Hi, author here. Taking your argument to its logical conclusion we can say that it doesn't matter if your Ruby code is slower or faster because it's Ruby, we know it's "slow-as-molasses", we only care about developer happiness, and anyways we're I/O-bound, so it doesn't really matter how our code performs...

But in my experience it does. I've built platforms in Ruby that handle north of 1K reqs/sec with bursts of 10K reqs/sec on moderate hardware, without needing to setup a whole cluster of machines that crunch on poorly-performing code.

From my experience, getting the average execution time per render from say 0.1ms to 0.01ms, and especially reducing allocations and GC pressure has a big effect on 99% percentiles, and consequently on the cost of compute.

Saying because we use Ruby we don't care if it's slow or not is in a way dismissing it as a viable platform for writing reliable software (because performance is part of reliability).

To me, you can use Ruby to create systems that have very good performance characteristics, and still benefit from developer happiness.
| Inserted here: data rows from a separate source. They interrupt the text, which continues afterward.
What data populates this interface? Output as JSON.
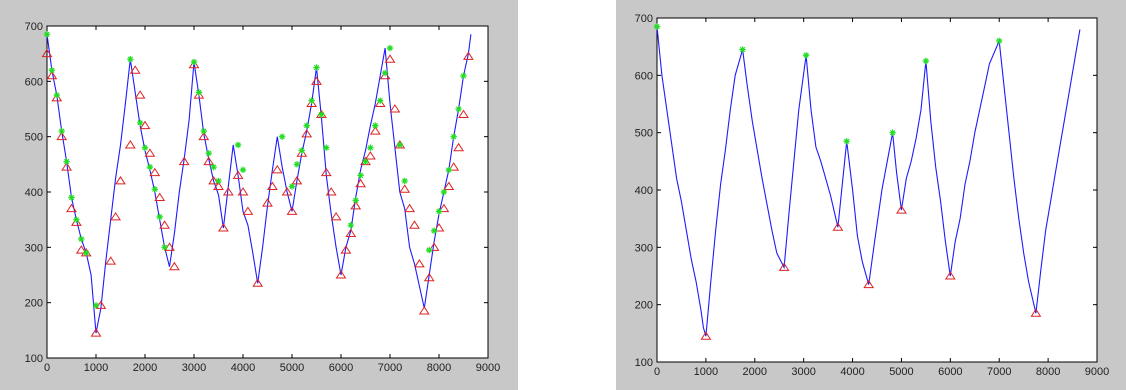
{
  "chart_data": [
    {
      "type": "line",
      "title": "",
      "xlabel": "",
      "ylabel": "",
      "xlim": [
        0,
        9000
      ],
      "ylim": [
        100,
        700
      ],
      "xticks": [
        0,
        1000,
        2000,
        3000,
        4000,
        5000,
        6000,
        7000,
        8000,
        9000
      ],
      "yticks": [
        100,
        200,
        300,
        400,
        500,
        600,
        700
      ],
      "grid": false,
      "series": [
        {
          "color": "#1c1cff",
          "x": [
            0,
            100,
            200,
            300,
            400,
            500,
            600,
            700,
            800,
            900,
            1000,
            1100,
            1200,
            1300,
            1400,
            1500,
            1600,
            1700,
            1800,
            1900,
            2000,
            2100,
            2200,
            2300,
            2400,
            2500,
            2600,
            2700,
            2800,
            2900,
            3000,
            3100,
            3200,
            3300,
            3400,
            3500,
            3600,
            3700,
            3800,
            3900,
            4000,
            4100,
            4200,
            4300,
            4400,
            4500,
            4600,
            4700,
            4800,
            4900,
            5000,
            5100,
            5200,
            5300,
            5400,
            5500,
            5600,
            5700,
            5800,
            5900,
            6000,
            6100,
            6200,
            6300,
            6400,
            6500,
            6600,
            6700,
            6800,
            6900,
            7000,
            7100,
            7200,
            7300,
            7400,
            7500,
            7600,
            7700,
            7800,
            7900,
            8000,
            8100,
            8200,
            8300,
            8400,
            8500,
            8600,
            8650
          ],
          "y": [
            685,
            620,
            575,
            510,
            455,
            390,
            350,
            315,
            290,
            250,
            145,
            190,
            275,
            350,
            425,
            485,
            560,
            640,
            580,
            520,
            475,
            440,
            400,
            350,
            300,
            265,
            325,
            400,
            460,
            530,
            635,
            575,
            505,
            460,
            420,
            395,
            335,
            410,
            485,
            430,
            365,
            340,
            290,
            235,
            300,
            375,
            440,
            500,
            445,
            400,
            365,
            420,
            470,
            510,
            560,
            625,
            535,
            430,
            360,
            300,
            250,
            300,
            330,
            390,
            440,
            475,
            520,
            560,
            610,
            660,
            560,
            480,
            400,
            370,
            300,
            270,
            230,
            190,
            250,
            310,
            360,
            400,
            440,
            500,
            550,
            610,
            650,
            685
          ]
        }
      ],
      "markers": {
        "peaks": {
          "symbol": "star",
          "color": "#22dd22",
          "x": [
            0,
            100,
            200,
            300,
            400,
            500,
            600,
            700,
            800,
            1000,
            1700,
            1900,
            2000,
            2100,
            2200,
            2300,
            2400,
            3000,
            3100,
            3200,
            3300,
            3400,
            3500,
            3900,
            4000,
            4800,
            5000,
            5100,
            5200,
            5300,
            5400,
            5500,
            5600,
            5700,
            6200,
            6300,
            6400,
            6500,
            6600,
            6700,
            6800,
            6900,
            7000,
            7200,
            7300,
            7800,
            7900,
            8000,
            8100,
            8200,
            8300,
            8400,
            8500
          ],
          "y": [
            685,
            620,
            575,
            510,
            455,
            390,
            350,
            315,
            290,
            195,
            640,
            525,
            480,
            445,
            405,
            355,
            300,
            635,
            580,
            510,
            470,
            445,
            420,
            485,
            440,
            500,
            410,
            450,
            475,
            520,
            565,
            625,
            540,
            480,
            340,
            385,
            430,
            455,
            480,
            520,
            565,
            615,
            660,
            485,
            420,
            295,
            330,
            365,
            400,
            440,
            500,
            550,
            610
          ]
        },
        "valleys": {
          "symbol": "triangle",
          "color": "#dd2222",
          "x": [
            0,
            100,
            200,
            300,
            400,
            500,
            600,
            700,
            800,
            1000,
            1100,
            1300,
            1400,
            1500,
            1700,
            1800,
            1900,
            2000,
            2100,
            2200,
            2300,
            2400,
            2500,
            2600,
            2800,
            3000,
            3100,
            3200,
            3300,
            3400,
            3500,
            3600,
            3700,
            3900,
            4000,
            4100,
            4300,
            4500,
            4600,
            4700,
            4900,
            5000,
            5100,
            5200,
            5300,
            5400,
            5500,
            5600,
            5700,
            5800,
            5900,
            6000,
            6100,
            6200,
            6300,
            6400,
            6500,
            6600,
            6700,
            6800,
            6900,
            7000,
            7100,
            7200,
            7300,
            7400,
            7500,
            7600,
            7700,
            7800,
            7900,
            8000,
            8100,
            8200,
            8300,
            8400,
            8500,
            8600
          ],
          "y": [
            650,
            610,
            570,
            500,
            445,
            370,
            345,
            295,
            290,
            145,
            195,
            275,
            355,
            420,
            485,
            620,
            575,
            520,
            470,
            435,
            390,
            340,
            300,
            265,
            455,
            630,
            575,
            500,
            455,
            420,
            410,
            335,
            400,
            430,
            400,
            365,
            235,
            380,
            410,
            440,
            400,
            365,
            420,
            470,
            505,
            560,
            600,
            540,
            435,
            400,
            355,
            250,
            295,
            325,
            375,
            415,
            455,
            465,
            510,
            560,
            610,
            640,
            550,
            485,
            405,
            370,
            340,
            270,
            185,
            245,
            300,
            335,
            370,
            410,
            445,
            480,
            540,
            645
          ]
        }
      }
    },
    {
      "type": "line",
      "title": "",
      "xlabel": "",
      "ylabel": "",
      "xlim": [
        0,
        9000
      ],
      "ylim": [
        100,
        700
      ],
      "xticks": [
        0,
        1000,
        2000,
        3000,
        4000,
        5000,
        6000,
        7000,
        8000,
        9000
      ],
      "yticks": [
        100,
        200,
        300,
        400,
        500,
        600,
        700
      ],
      "grid": false,
      "series": [
        {
          "color": "#1c1cff",
          "x": [
            0,
            100,
            200,
            300,
            400,
            500,
            600,
            700,
            800,
            900,
            950,
            1000,
            1100,
            1200,
            1300,
            1400,
            1500,
            1600,
            1750,
            1850,
            1950,
            2050,
            2150,
            2250,
            2350,
            2450,
            2600,
            2700,
            2800,
            2900,
            3050,
            3150,
            3250,
            3350,
            3450,
            3550,
            3700,
            3880,
            4000,
            4100,
            4200,
            4330,
            4450,
            4600,
            4820,
            4900,
            5000,
            5100,
            5200,
            5300,
            5400,
            5500,
            5600,
            5700,
            5800,
            5900,
            6000,
            6100,
            6200,
            6300,
            6400,
            6500,
            6600,
            6700,
            6800,
            7000,
            7100,
            7200,
            7300,
            7400,
            7500,
            7600,
            7750,
            7850,
            7950,
            8050,
            8150,
            8250,
            8350,
            8450,
            8550,
            8650
          ],
          "y": [
            685,
            600,
            540,
            480,
            420,
            380,
            330,
            280,
            240,
            190,
            160,
            145,
            240,
            330,
            410,
            470,
            540,
            600,
            645,
            580,
            520,
            470,
            420,
            375,
            330,
            290,
            265,
            360,
            450,
            540,
            635,
            540,
            475,
            450,
            420,
            390,
            335,
            485,
            400,
            320,
            275,
            235,
            310,
            400,
            500,
            430,
            365,
            420,
            450,
            490,
            540,
            625,
            520,
            440,
            380,
            310,
            250,
            310,
            350,
            410,
            450,
            500,
            540,
            580,
            620,
            660,
            580,
            500,
            420,
            350,
            290,
            240,
            185,
            260,
            330,
            380,
            430,
            480,
            530,
            580,
            630,
            680
          ]
        }
      ],
      "markers": {
        "peaks": {
          "symbol": "star",
          "color": "#22dd22",
          "x": [
            0,
            1750,
            3050,
            3880,
            4820,
            5500,
            7000
          ],
          "y": [
            685,
            645,
            635,
            485,
            500,
            625,
            660
          ]
        },
        "valleys": {
          "symbol": "triangle",
          "color": "#dd2222",
          "x": [
            1000,
            2600,
            3700,
            4330,
            5000,
            6000,
            7750
          ],
          "y": [
            145,
            265,
            335,
            235,
            365,
            250,
            185
          ]
        }
      }
    }
  ]
}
The two are not contradictory.

makeitdouble

> Taking your argument to its logical conclusion we can say that it doesn't matter if your Ruby code is slower or faster because it's Ruby, we know it's "slow-as-molasses", we only care about developer happiness, and anyways we're I/O-bound, so it doesn't really matter how our code performs...

Not OP, but to a point I think this is pretty much true...
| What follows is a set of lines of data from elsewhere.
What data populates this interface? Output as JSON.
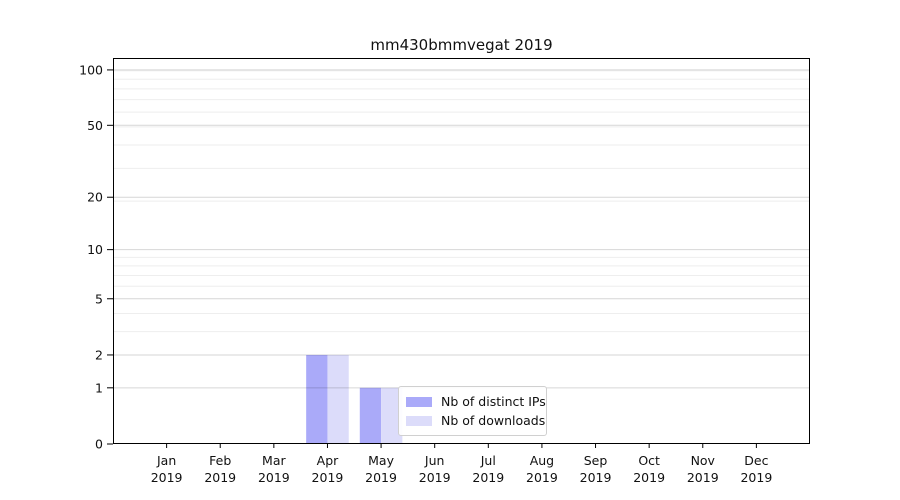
{
  "chart_data": {
    "type": "bar",
    "title": "mm430bmmvegat 2019",
    "x_months": [
      "Jan",
      "Feb",
      "Mar",
      "Apr",
      "May",
      "Jun",
      "Jul",
      "Aug",
      "Sep",
      "Oct",
      "Nov",
      "Dec"
    ],
    "x_year": "2019",
    "series": [
      {
        "name": "Nb of distinct IPs",
        "color": "#aaaaf9",
        "values": [
          0,
          0,
          0,
          2,
          1,
          0,
          0,
          0,
          0,
          0,
          0,
          0
        ]
      },
      {
        "name": "Nb of downloads",
        "color": "#dcdcfa",
        "values": [
          0,
          0,
          0,
          2,
          1,
          0,
          0,
          0,
          0,
          0,
          0,
          0
        ]
      }
    ],
    "y_ticks": [
      0,
      1,
      2,
      5,
      10,
      20,
      50,
      100
    ],
    "y_scale": "log1p",
    "ylim": [
      0,
      116
    ],
    "grid": true,
    "legend_position": "lower center inside plot"
  },
  "colors": {
    "background": "#ffffff",
    "axis": "#000000",
    "text": "#111111",
    "major_grid": "rgba(0,0,0,0.16)",
    "minor_grid": "#eeeeee",
    "legend_border": "#d0d0d0"
  }
}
We currently have decent performance so it works out well for most use cases, but if Ruby were to be slower, we could probably cover that issue with infra, caching or other means. As we already do in many cases.

It would be a pain point, but in comparison increasing developer happiness or the whole product dev experience is IMHO a lot harder. Perfs would need to be abysmally bad to change that balance.

barrkel

Ruby is slow, but it is however faster than Python last I checked, with like for like code.

Python gives you other interesting ways of going fast (a lot of high performance plugins for numerics, Cython, and so on), while Ruby is a higher level more expressive language IMO, so you have more ways to shoot yourself in the foot more powerfully.

Asmod4n

Depends how you use it, just last week I’ve hit 40 nanoseconds unpacking a 8 megabyte msgpack array and accessing one of its values in a hash.

As long as you only use ruby as glue code for c(++) extensions it’s pretty fast.

norman784

AFAIK with the latest JIT in some contexts pure Ruby can be faster than using C libraries, just because the VM can be better optimized and there is no overhead in moving data between the two realms.

I don't recall exactly where I read it, but I think was a while ago when they announced one of the newest JIT engines.